Working with smart previews
After a few moments testing Lightroom CC on my iPad, I didn’t notice any differences while editing a big RAW image coming from my Nikon compared to editing a picture taken with my iPhone. If you look carefully on the following screenshot, you’ll notice that in fact, on my iPad, Adobe Lightroom CC is actually working with a smart preview version of my RAW image. Why is that?
On my iMac, Lightroom Classic pushes a smart preview to the cloud, not the full resolution RAW image. Those images take a fraction of the space. But, what happens on my iPad when I decide to export the finished image? Will Lightroom CC pull the full resolution RAW image still on my iMac in order to export a full version of my finished image? Nope. In fact, Lightroom exports a lower resolution image.

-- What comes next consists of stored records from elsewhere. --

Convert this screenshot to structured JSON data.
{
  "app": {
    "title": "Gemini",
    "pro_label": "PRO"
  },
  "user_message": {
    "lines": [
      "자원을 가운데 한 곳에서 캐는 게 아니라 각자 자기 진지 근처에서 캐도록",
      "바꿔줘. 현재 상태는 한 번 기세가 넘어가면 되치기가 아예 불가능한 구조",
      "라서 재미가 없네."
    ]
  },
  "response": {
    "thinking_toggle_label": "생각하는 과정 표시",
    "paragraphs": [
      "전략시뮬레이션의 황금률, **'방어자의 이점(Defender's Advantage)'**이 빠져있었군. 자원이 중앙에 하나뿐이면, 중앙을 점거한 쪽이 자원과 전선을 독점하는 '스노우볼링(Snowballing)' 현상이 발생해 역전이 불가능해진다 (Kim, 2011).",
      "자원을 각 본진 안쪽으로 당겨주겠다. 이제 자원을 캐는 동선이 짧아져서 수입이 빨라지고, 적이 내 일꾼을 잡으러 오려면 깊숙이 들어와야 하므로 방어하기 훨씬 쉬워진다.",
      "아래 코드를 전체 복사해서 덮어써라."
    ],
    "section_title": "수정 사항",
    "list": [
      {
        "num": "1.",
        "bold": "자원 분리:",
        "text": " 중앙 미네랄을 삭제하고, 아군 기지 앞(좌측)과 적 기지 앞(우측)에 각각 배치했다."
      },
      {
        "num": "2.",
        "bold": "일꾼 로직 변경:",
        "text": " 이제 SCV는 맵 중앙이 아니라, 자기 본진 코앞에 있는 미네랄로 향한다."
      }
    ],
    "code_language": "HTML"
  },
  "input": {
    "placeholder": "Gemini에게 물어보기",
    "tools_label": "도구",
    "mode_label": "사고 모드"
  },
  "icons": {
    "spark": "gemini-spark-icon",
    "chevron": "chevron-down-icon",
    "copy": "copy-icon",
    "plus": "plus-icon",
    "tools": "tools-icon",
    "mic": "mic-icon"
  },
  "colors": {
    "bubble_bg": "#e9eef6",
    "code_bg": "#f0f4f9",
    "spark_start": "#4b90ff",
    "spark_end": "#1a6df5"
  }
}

To illustrate the problem, let’s see the following comparison in the following images comparison. Look at the lack of details around the windows on the building on the left image. Can you see the quality difference between the two? The quality of the left image is very low and not acceptable. It is much more detailed on the right. The left image comes from the iPad export while the right image comes from the same export process but done on my iMac. In fact, the file size is 1 MB on the iPad and the one exported version on the iMac is 13 MB. Ouch. You might ask: did I upgrade my photography plan to 1 TB still worth it? Well, no in the short term but yes in the long term.
Was it really necessary?
The Adobe photography plan upgrade was a good move because I was close to the limit of 20 GB. Pictures that were taken with Lightroom CC on my iPhone always pushes full-resolution RAW images to the Adobe cloud. A few more pictures taken with my iPhone and I would have been out of space. I couldn’t clean up older photos either because I’m keeping only the real minimum. While I’m on vacation or when I go out for an urbex session, I do use a lot my iPhone even though I have my Nikon D7500 with me. As explained in my photo workflow here, my iPhone is really useful on the go.
But this fall, the situation of lack of space would have been even more problematic. As you probably already know, Apple will launch new versions of the iPhone, probably named the iPhone 11 and iPhone 11 Pro. The upgraded cameras will be of higher resolution and of much better quality compared to my current iPhone 7. This will consume more space than ever and I do want to keep using Lightroom on my iPhone. All in all, upgrading my photography plan was a good move.
In summary, Lightroom Classic on the macOS won’t upload full resolution version of RAW images, only smart previews will. Lightroom CC is a cloud based version of Lightroom Classic and so full resolution RAW images are always pushed to the cloud and can be exported from any devices in full quality. I’ll be able to do all my editing on the iPad as I wanted but the export will have to be done on my iMac. When iPadOS 13 comes out this fall and when Adobe release an update to Lightroom to take advantage of all the new features, I suspect that I’ll be able to import RAW images directly on my iPad, do all my editing theorem on the go, and export full quality images from there too. My fingers are crossed.